~Chapter Four~

Hot Chocolate Could Make Anything Better

The Junkyard had been locked up tight. It was wavering below -3 degrees outside, but Jellylorum was at home by her fire. She stared blankly into the hearth and watched in crackle. She had been confused ever since that morning when Asparagus had asked her about her winter relocation. It didn't seem all that uncommon – lots of cats asked each other that. But it was simply the way he had said it, and how scared he looked. Plus, he had had plenty of time to notice her collar and realize what she would say if he asked her. It didn't make sense, and it irritated her that she couldn't figure out his angle. She had always been the cat that was clever and could see through all problems, and now she was stumped and it mocked her.

"A little down in the dumps are we, sweetie?"

Jellylorum was broken from her thick thoughts by the sweet, rattled voice of her human. She gazed up sympathetically at her. She was a darling old lady with bones like twigs who knitted like it was a drug. The queen herself had actually learned the craft from her. But she had clearly lost her marbles a long time ago, for she still spoke of her veteran husband as if he was alive, and sometimes rambled on about the strangest things for hours. But she had a comforting grandma voice to listen to, so Jellylorum didn't mind.

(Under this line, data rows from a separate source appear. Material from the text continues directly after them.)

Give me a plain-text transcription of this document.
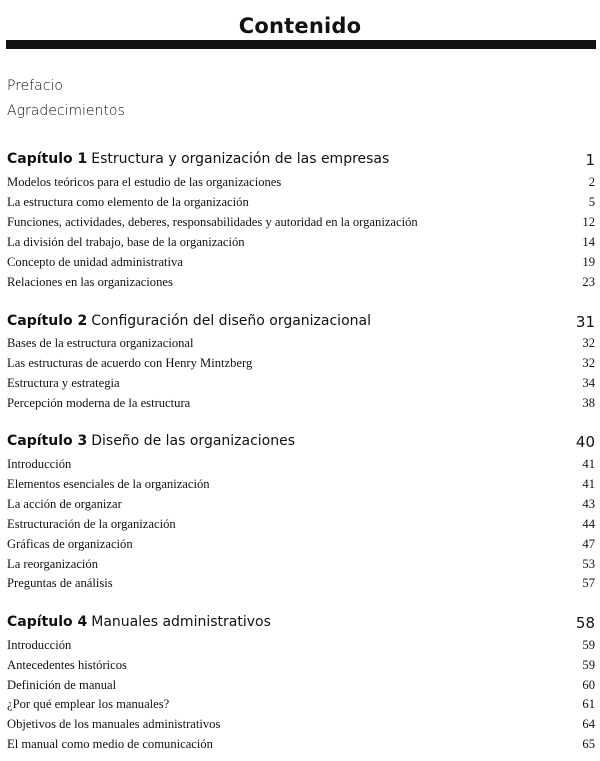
Contenido
Prefacio
Agradecimientos
Capítulo 1 Estructura y organización de las empresas	1
Modelos teóricos para el estudio de las organizaciones	2
La estructura como elemento de la organización	5
Funciones, actividades, deberes, responsabilidades y autoridad en la organización	12
La división del trabajo, base de la organización	14
Concepto de unidad administrativa	19
Relaciones en las organizaciones	23
Capítulo 2 Configuración del diseño organizacional	31
Bases de la estructura organizacional	32
Las estructuras de acuerdo con Henry Mintzberg	32
Estructura y estrategia	34
Percepción moderna de la estructura	38
Capítulo 3 Diseño de las organizaciones	40
Introducción	41
Elementos esenciales de la organización	41
La acción de organizar	43
Estructuración de la organización	44
Gráficas de organización	47
La reorganización	53
Preguntas de análisis	57
Capítulo 4 Manuales administrativos	58
Introducción	59
Antecedentes históricos	59
Definición de manual	60
¿Por qué emplear los manuales?	61
Objetivos de los manuales administrativos	64
El manual como medio de comunicación	65
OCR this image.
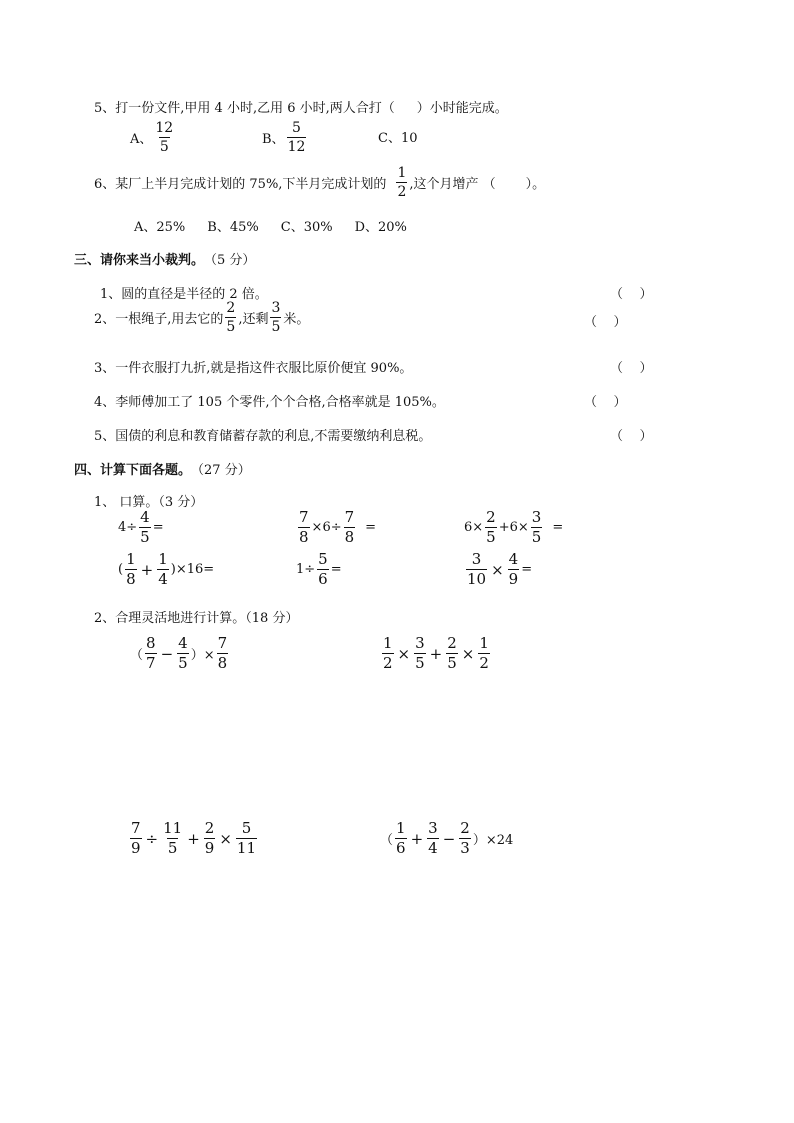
5、打一份文件,甲用 4 小时,乙用 6 小时,两人合打（ ）小时能完成。
A、 $\frac{12}{5}$	B、 $\frac{5}{12}$	C、10
6、某厂上半月完成计划的 75%,下半月完成计划的 $\frac{1}{2}$ ,这个月增产 （ ）。
A、25% B、45% C、30% D、20%
三、请你来当小裁判。 （5 分）
1、圆的直径是半径的 2 倍。	（    ）
2、一根绳子,用去它的 $\frac{2}{5}$ ,还剩 $\frac{3}{5}$ 米。	（    ）
3、一件衣服打九折,就是指这件衣服比原价便宜 90%。	（    ）
4、李师傅加工了 105 个零件,个个合格,合格率就是 105%。	（    ）
5、国债的利息和教育储蓄存款的利息,不需要缴纳利息税。	（    ）
四、计算下面各题。 （27 分）
1、 口算。（3 分）
$4\div \frac{4}{5}$ =	$\frac{7}{8} \times 6\div \frac{7}{8}$ =	$6\times \frac{2}{5} +6\times \frac{3}{5}$ =
( $\frac{1}{8} + \frac{1}{4} )\times 16=$	$1\div \frac{5}{6}$ =	$\frac{3}{10} \times \frac{4}{9}$ =
2、合理灵活地进行计算。（18 分）
（ $\frac{8}{7} - \frac{4}{5}$ ）× $\frac{7}{8}$	$\frac{1}{2} \times \frac{3}{5} + \frac{2}{5} \times \frac{1}{2}$
$\frac{7}{9} \div \frac{11}{5} + \frac{2}{9} \times \frac{5}{11}$	（ $\frac{1}{6} + \frac{3}{4} - \frac{2}{3} )\times 24$
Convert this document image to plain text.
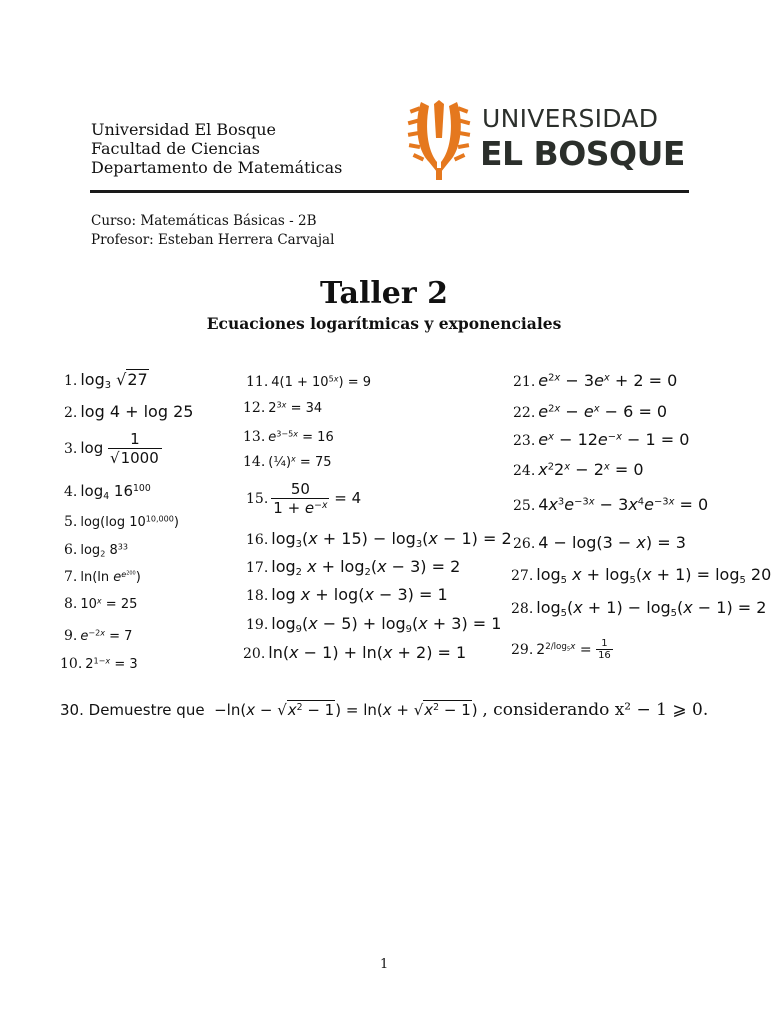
Universidad El Bosque
Facultad de Ciencias
Departamento de Matemáticas
UNIVERSIDAD
EL BOSQUE
Curso: Matemáticas Básicas - 2B
Profesor: Esteban Herrera Carvajal
Taller 2
Ecuaciones logarítmicas y exponenciales
1. $\log_3 √27$
2. log 4 + log 25
3. $\log \frac{1}{√1000}$
4. $\log_4 16^{100}$
5. log(log 10$^{10,000}$)
6. $\log_2 8^{33}$
7. ln(ln $e^{e^{200}}$)
8. $10^x = 25$
9. $e^{-2x} = 7$
10. $2^{1-x} = 3$
11. $4(1 + 10^{5x}) = 9$
12. $2^{3x} = 34$
13. $e^{3-5x} = 16$
14. (¼)$^x$ = 75
15. $\frac{50}{1 + e^{-x}} = 4$
16. $\log_3(x + 15) - \log_3(x - 1) = 2$
17. $\log_2 x + \log_2(x - 3) = 2$
18. log x + log(x − 3) = 1
19. $\log_9(x - 5) + \log_9(x + 3) = 1$
20. ln(x − 1) + ln(x + 2) = 1
21. $e^{2x} - 3e^x + 2 = 0$
22. $e^{2x} - e^x - 6 = 0$
23. $e^x - 12e^{-x} - 1 = 0$
24. $x^22^x - 2^x = 0$
25. $4x^3e^{-3x} - 3x^4e^{-3x} = 0$
26. 4 − log(3 − x) = 3
27. $\log_5 x + \log_5(x + 1) = \log_5 20$
28. $\log_5(x + 1) - \log_5(x - 1) = 2$
29. $2^{2/log_5x} = \frac{1}{16}$
30. Demuestre que  $-\ln(x - √x^2 - 1) = \ln(x + √x^2 - 1)$ , considerando x² − 1 ⩾ 0.
1
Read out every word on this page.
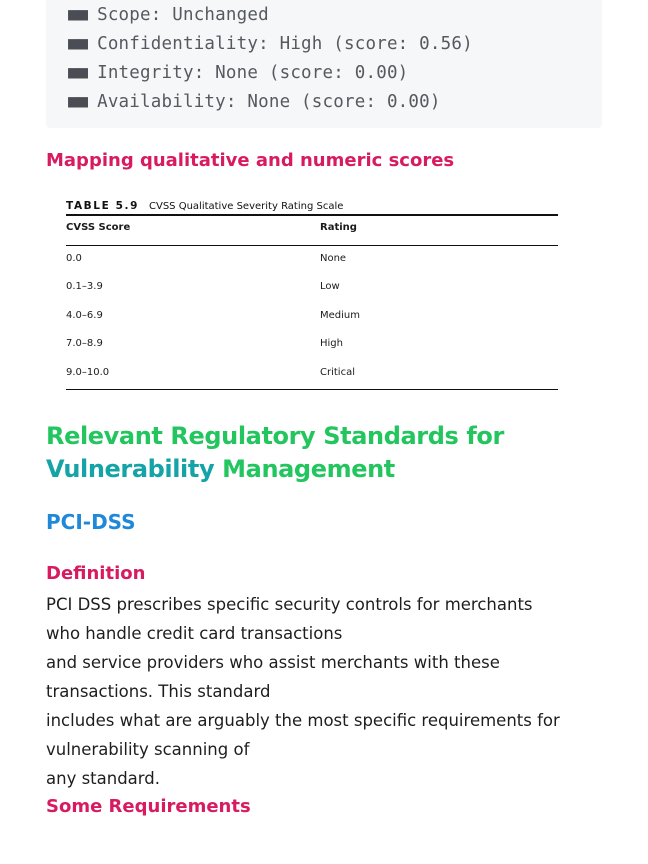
■■ Scope: Unchanged
■■ Confidentiality: High (score: 0.56)
■■ Integrity: None (score: 0.00)
■■ Availability: None (score: 0.00)
Mapping qualitative and numeric scores
TABLE 5.9 CVSS Qualitative Severity Rating Scale
CVSS Score	Rating
0.0	None
0.1–3.9	Low
4.0–6.9	Medium
7.0–8.9	High
9.0–10.0	Critical
Relevant Regulatory Standards for Vulnerability Management
PCI-DSS
Definition
PCI DSS prescribes specific security controls for merchants
who handle credit card transactions
and service providers who assist merchants with these
transactions. This standard
includes what are arguably the most specific requirements for
vulnerability scanning of
any standard.
Some Requirements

"You remind me of Alfred when he got called to fight. Oh, boy, did that shake him up! I still don't think he's gotten over it, and the war's far over by now!" The lady took a shaky slurp of her cocoa, and the queen's mouth twitched into a small grin. "Ahh...that's the stuff! I feel all toasty inside and out! I tell you, sweetie, hot chocolate could make anything better. I'll bet one sip of this stuff would get you out of those dumps you've been in! Then again, I don't exactly think kitty cats can drink hot chocolate, if memory serves." She scratched the side of her head for effect, freeing a few snow white tendrils from her tight bun. "It's something that I don't think's good for your health! Which is something I don't understand." The old lady took another slurp, and then pursed her lips contemplatively. "Then again, Alfred drank gobs of this stuff when he got back home from the war, and that didn't cure him. He was still stricken with war things and such. He said, 'some things you just can't unsee.' I never actually knew what the heck he was referring to, 'cause he never talked about the war much. Heh, but I'll bet my bottom dollar he'll tell you about it."

She pushed herself up from her sad old chair, causing Jellylorum to pray to the Everlasting Cat that she wouldn't break anything, and called in her shrill shriek, "AL-FREEEED! WHERE ARE YA?" She waited two minutes for his never-coming reply, and then flopped her hand in the air. "Ah, forget it. It's late, I'm going to bed. Goodnight, sweetie." She trudged gingerly into her nearby bedroom, and Jellylorum breathed a sigh of relief when she heard the flooph of her human landing on her sagging mattress.

She would have gone back to staring at the fire, but she heard a new sound. The sound of something pitifully scratching against the cat door flap, and the most desperate mewl she had ever heard. It was a mewl of loneliness; not being where one belonged. She padded over to the door warily, and turned up just a corner of the heavy plastic flap.

"Oh, (cough, cough) thank Everlast-t-t-ting. I th-th-thought you would b-b-b-be in bed by n-n-now...A-CHOO!"